Are you a frequent traveler to the European Union? You’re likely to have seen the rising cost of USDA health certificates. Instead of visiting the vet every few month, you might consider getting your service pet a pet passport when you next visit the EU.

These booklets are only issued by EU vets. They allow you to skip the need for health certificates when traveling to the EU. While there are some conditions that must be met, such as ensuring your pet is up-to-date with vaccinations, this can make travelling with your service animal much easier.

5. Regulations for research service animals

Service animals are covered by different laws in different countries. The Americans with Disabilities Act provides access to almost all areas of the United States, but not for the rest.

Although many countries have laws that allow service animals to be brought into their homes, others are out of date. This is the case in Europe, where airlines have been denying legitimate service animals on their flights.

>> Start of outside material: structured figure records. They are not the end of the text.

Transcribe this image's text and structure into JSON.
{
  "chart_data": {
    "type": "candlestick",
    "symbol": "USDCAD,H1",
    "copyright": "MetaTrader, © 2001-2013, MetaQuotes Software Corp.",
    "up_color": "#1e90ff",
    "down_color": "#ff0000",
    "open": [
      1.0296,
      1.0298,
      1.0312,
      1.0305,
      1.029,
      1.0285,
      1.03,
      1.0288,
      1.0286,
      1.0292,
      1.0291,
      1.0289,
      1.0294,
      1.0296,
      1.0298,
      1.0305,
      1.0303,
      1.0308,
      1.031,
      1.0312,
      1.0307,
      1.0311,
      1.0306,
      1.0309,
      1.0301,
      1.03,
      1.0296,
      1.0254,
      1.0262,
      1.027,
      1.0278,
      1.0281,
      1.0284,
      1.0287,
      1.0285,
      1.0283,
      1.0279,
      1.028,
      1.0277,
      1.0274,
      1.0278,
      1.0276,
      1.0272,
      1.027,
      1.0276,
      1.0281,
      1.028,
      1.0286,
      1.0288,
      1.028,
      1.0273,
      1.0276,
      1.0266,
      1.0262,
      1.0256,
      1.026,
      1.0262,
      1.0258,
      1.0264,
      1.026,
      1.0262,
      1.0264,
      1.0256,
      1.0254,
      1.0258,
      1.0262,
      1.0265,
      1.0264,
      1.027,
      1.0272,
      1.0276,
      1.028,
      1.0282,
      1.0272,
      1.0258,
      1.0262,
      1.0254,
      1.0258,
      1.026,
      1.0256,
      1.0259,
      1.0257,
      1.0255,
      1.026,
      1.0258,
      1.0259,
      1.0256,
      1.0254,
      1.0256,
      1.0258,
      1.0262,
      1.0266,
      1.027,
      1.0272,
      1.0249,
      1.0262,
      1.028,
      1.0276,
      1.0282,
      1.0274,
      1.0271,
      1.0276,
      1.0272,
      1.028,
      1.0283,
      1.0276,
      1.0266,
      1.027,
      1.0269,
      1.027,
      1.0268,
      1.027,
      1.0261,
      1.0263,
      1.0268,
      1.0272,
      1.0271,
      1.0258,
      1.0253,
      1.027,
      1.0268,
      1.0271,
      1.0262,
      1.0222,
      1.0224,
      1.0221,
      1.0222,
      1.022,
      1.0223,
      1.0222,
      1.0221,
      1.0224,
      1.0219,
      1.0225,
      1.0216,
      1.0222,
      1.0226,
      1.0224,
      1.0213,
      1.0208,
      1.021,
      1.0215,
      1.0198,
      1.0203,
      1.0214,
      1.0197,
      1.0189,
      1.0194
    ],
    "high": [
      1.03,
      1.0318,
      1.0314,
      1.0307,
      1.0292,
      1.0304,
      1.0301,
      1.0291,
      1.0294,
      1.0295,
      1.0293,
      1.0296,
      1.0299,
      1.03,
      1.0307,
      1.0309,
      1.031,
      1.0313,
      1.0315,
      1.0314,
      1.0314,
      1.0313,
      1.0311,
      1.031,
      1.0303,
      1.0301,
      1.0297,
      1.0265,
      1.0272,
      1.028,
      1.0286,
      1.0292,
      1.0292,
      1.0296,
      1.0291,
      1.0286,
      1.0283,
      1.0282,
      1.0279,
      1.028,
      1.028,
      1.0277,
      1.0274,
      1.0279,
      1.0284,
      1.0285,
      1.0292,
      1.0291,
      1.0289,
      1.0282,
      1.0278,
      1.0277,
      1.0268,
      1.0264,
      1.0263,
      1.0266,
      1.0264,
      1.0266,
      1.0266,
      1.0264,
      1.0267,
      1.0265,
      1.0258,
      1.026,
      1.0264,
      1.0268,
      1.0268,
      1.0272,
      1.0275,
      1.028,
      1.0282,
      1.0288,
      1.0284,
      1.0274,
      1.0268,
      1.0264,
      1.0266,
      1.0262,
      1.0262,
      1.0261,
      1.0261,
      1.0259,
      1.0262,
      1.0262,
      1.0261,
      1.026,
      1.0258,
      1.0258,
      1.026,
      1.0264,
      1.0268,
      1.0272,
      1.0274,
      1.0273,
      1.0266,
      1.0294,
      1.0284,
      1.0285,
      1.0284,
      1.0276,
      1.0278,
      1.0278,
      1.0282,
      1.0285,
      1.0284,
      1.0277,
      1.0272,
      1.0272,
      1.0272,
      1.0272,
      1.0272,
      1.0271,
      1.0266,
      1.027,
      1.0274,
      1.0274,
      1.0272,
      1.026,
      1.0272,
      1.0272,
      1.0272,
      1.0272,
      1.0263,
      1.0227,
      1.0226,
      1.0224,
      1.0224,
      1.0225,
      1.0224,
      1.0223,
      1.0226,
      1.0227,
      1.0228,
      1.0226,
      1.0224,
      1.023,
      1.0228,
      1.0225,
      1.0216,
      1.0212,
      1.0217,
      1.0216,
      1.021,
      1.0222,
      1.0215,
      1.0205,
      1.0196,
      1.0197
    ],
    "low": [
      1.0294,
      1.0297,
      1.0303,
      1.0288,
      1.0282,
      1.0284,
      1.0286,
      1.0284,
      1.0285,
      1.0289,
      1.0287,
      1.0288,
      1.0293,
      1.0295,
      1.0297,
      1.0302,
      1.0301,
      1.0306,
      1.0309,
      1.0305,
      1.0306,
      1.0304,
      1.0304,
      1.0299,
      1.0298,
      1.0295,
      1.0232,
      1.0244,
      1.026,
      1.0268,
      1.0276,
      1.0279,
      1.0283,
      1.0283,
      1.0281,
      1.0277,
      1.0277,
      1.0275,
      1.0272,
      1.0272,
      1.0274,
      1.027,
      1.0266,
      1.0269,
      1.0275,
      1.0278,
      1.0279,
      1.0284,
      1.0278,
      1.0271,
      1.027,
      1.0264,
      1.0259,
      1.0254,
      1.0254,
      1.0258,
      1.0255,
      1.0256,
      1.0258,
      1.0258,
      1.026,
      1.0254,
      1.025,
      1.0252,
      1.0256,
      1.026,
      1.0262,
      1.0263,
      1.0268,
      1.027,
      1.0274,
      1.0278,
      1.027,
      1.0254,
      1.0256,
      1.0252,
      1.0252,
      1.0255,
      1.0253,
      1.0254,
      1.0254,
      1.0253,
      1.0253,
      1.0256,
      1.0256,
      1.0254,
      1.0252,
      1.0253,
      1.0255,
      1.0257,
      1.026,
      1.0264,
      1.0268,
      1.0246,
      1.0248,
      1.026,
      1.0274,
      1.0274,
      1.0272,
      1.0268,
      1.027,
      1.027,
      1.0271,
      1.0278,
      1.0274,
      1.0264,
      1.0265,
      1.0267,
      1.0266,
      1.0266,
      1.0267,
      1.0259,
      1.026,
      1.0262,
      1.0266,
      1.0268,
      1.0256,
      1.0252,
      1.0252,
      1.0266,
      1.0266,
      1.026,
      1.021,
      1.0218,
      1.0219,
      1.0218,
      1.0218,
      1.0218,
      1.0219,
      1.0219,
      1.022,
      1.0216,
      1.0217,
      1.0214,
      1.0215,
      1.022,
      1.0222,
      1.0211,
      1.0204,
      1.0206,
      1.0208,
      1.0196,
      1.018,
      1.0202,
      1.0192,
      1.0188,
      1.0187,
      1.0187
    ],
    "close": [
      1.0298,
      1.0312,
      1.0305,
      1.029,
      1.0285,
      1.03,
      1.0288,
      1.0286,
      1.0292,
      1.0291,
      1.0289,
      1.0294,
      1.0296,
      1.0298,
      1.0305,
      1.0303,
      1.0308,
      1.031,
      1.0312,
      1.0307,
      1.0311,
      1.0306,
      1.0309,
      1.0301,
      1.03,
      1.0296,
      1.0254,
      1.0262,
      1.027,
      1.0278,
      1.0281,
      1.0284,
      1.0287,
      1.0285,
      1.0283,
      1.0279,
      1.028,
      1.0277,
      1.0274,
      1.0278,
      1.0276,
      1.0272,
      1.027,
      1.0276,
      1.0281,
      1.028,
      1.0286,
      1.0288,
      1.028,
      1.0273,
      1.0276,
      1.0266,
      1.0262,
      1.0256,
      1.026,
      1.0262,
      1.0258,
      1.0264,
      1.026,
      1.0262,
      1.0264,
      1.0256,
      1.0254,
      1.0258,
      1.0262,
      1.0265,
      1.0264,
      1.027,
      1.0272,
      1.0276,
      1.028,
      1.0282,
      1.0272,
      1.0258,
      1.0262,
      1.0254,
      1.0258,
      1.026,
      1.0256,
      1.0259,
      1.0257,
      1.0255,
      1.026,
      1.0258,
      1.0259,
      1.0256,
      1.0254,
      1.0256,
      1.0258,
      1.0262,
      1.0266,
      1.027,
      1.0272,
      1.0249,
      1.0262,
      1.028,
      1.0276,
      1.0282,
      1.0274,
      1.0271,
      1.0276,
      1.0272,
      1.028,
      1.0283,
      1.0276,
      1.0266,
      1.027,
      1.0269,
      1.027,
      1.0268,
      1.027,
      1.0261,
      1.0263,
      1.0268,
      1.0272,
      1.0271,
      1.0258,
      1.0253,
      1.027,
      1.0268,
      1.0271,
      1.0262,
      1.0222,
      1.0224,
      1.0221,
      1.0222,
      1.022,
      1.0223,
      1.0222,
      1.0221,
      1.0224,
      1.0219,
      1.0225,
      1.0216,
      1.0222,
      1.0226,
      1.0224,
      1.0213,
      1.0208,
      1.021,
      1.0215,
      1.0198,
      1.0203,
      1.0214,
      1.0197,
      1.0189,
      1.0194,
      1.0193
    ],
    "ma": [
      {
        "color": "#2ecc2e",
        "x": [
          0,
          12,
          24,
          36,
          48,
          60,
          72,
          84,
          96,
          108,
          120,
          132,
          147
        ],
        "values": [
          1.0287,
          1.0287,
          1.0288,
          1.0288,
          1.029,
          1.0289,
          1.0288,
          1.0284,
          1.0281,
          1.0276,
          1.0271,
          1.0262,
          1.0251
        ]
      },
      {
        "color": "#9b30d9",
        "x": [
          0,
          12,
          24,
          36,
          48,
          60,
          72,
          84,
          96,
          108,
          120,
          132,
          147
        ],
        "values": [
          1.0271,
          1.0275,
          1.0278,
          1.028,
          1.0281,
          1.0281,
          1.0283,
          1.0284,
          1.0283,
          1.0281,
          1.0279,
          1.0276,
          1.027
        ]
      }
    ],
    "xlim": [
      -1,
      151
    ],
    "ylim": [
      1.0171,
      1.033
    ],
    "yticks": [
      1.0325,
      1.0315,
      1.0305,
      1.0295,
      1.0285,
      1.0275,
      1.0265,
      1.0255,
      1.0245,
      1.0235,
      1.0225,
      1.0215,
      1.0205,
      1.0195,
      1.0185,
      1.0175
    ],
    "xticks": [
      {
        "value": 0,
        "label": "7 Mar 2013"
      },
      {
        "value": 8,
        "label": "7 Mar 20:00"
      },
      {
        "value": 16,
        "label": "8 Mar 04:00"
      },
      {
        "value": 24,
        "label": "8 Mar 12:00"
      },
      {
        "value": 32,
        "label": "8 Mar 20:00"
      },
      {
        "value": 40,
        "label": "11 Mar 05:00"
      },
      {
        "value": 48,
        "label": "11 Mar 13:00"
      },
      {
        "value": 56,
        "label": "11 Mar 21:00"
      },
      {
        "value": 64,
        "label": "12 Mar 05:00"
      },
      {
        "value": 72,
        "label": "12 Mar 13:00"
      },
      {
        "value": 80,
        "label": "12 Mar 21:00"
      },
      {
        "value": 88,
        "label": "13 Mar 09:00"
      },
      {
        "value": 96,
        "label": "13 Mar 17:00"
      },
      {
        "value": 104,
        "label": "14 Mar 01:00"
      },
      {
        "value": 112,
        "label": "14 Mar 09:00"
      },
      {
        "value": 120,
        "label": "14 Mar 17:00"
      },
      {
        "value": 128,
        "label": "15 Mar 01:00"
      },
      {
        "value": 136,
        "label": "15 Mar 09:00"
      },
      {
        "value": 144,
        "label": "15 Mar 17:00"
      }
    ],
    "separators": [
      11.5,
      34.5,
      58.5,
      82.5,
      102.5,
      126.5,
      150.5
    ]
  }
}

You should do your research about service animal regulations wherever you are traveling. While you might be used to eating at a restaurant with your service pet, there may be restrictions abroad that limit your options for traveling with it.

6. Look into pet-friendly accommodation

Are you required to travel with your service dog in pet-friendly accommodation? Although this is not usually required, it may be necessary depending on international regulations. Traveling with a service dog can be difficult enough. Disputes can quickly escalate if your Airbnb host or hotel doesn’t know about service animal laws, or doesn’t believe that your animal is legal. It doesn’t matter if you are right or if you have the right, it can be exhausting.

You can make your life easier by booking pet-friendly accommodation. Your hosts will be more comfortable with pets because they are used to the hair, fur, and slobber. You won’t be caught unaware or upset.

To travel with your service dog

The service animal does a vital job. Their services can save lives, whether they are guiding blind people or alerting them to low blood sugar. Traveling with a service dog can be tiring, confusing, and difficult. There is not much literature to assist handlers. These six tips will make it easier for you and your rock star companion to take on your next trip.